Overview of monitoring systems
There are two basic types of monitoring: event notification, and status monitoring, which can include both push reports (notifications), and status displays (current and historical). Status monitoring can also include “going to the site and seeing if it is up”, though in the case of OntoPortal, different parts can fail without necessarily impacting other parts.
These are the systems used to monitor BioPortal now or at some time in the past, along with the monitoring types they support. Details of each system are below.
- Nagios (events, status)
- Monitis (events, status)
- NewRelic (events, status)
- Google Analytics (status)
- StatusCake (events, status)
- ELK (status)
Recommended configuration
The main event notification systems should send their alerts to a common email list, so a subscription to that list will get you all the key reports.

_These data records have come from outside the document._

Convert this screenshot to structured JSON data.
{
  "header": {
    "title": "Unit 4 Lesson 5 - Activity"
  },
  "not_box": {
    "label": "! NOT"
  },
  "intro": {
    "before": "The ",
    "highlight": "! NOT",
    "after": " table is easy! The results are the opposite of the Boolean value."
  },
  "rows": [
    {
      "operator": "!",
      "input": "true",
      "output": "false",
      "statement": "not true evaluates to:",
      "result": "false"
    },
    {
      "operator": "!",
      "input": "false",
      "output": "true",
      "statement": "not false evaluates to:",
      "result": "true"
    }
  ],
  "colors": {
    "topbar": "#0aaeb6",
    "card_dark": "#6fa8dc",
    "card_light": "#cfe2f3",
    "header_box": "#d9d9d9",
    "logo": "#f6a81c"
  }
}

Problems are reported just once when the problem first occurs, and resolution is reported when the problem is first resolved. In many cases a heavily loaded system can just take a few-minutes before self-correcting. Unfortunately, if there were many notifications there is no trivial way to review all the notifications to see which ‘issue’ notifications have not yet been resolved; the status systems present that view.
Alerts from the monitoring email list, and some other sources, can sent to a Slack channel for more visibility, if you are regularly on Slack.
System Descriptions
1. Nagios
https://nagios.com
Nagios is installed locally; it is highly configurable but correspondingly complex. The software is open source, well maintained, and has a long history and widespread adoption.
There are a significant number of configured BioPortal tests running in Nagios. Some are interface tests, while others are tests on internal resources (e.g., available space on /var/log). Until these are documented on OntoPortal, you can contact BMIR for the configuration list.
It can be difficult to configure Nagios in a way that avoid false positives while still alerting on significant issues or slowdowns. The recommender API test for example reports an issue when the response time goes above 10 seconds, which could happen fairly often if the system is loaded.
2. Monitis
https://monitis.com
Monitis provides off-site URL uptime monitoring and full page load from multiple locations.
There are many configured BioPortal tests for Monitis; these are all user-facing capabilities. Of the 15+ tests, most are API tests, while some are UI tests.
Because monitis messages document the size of the response to a query, they are handy for easily checking certain kinds of failures, like the empty results 4-store sometimes returns or partial returns to page requests.
Monitis has external monitoring pages at http://dashboard.monitis.com. Performance Representation is a nice ‘stop-light’ chart with a historical record.
3. NewRelic
https://newrelic.com
NewRelic has very sophisticated monitoring services and reporting services, very nicely formatted. The system requires code insertion and access to the various logs from 4store servers, and does a great job analyzing the historical record and summarizing it. For example the BioPortal weekly reports from NewRelic provide a wealth of detail about the number of accesses to the system.
NewRelic also allows detailed exploration of reported issues, including modules with long execution times and detailed examination of individual failures. It also has a top-notch iPhone application that lets you quickly see the status of your system and any pending issues.
4. Google Analytics
https://analytics.google.com
Google requires insertion of code into the pages being monitored. OntoPortal contains this code, which can activated following the instructions in Google Analytics Management.
Google provides tremendous analytics of the general use of pages on a web site, including breakdown by unique users and many other statistics. Unfortunately, the subviews in OntoPortal—tabs on various pages, and clicks on individual terms that show subviews for that term— are not captured by Google Analytics. (Detailed log analysis would be required for this information; contact Stanford BMIR if you are interested in code previously written for this purpose.)
5. StatusCake
https://statuscake.com
StatusCake provides a simple and attractive interface that can be used for a publicly visible system status report. The basic service can monitor web page and API page responses, and so far simple applications are free.
6. ELK
ELK Stash can be used to aggregate and parse logs from the API/UI/4store servers. BioPortal used this system extensively, and valued it highly for providing a real-time view of system performance. Unfortunately it requires thoughtful configuration and we have not been able to maintain its configuration recently.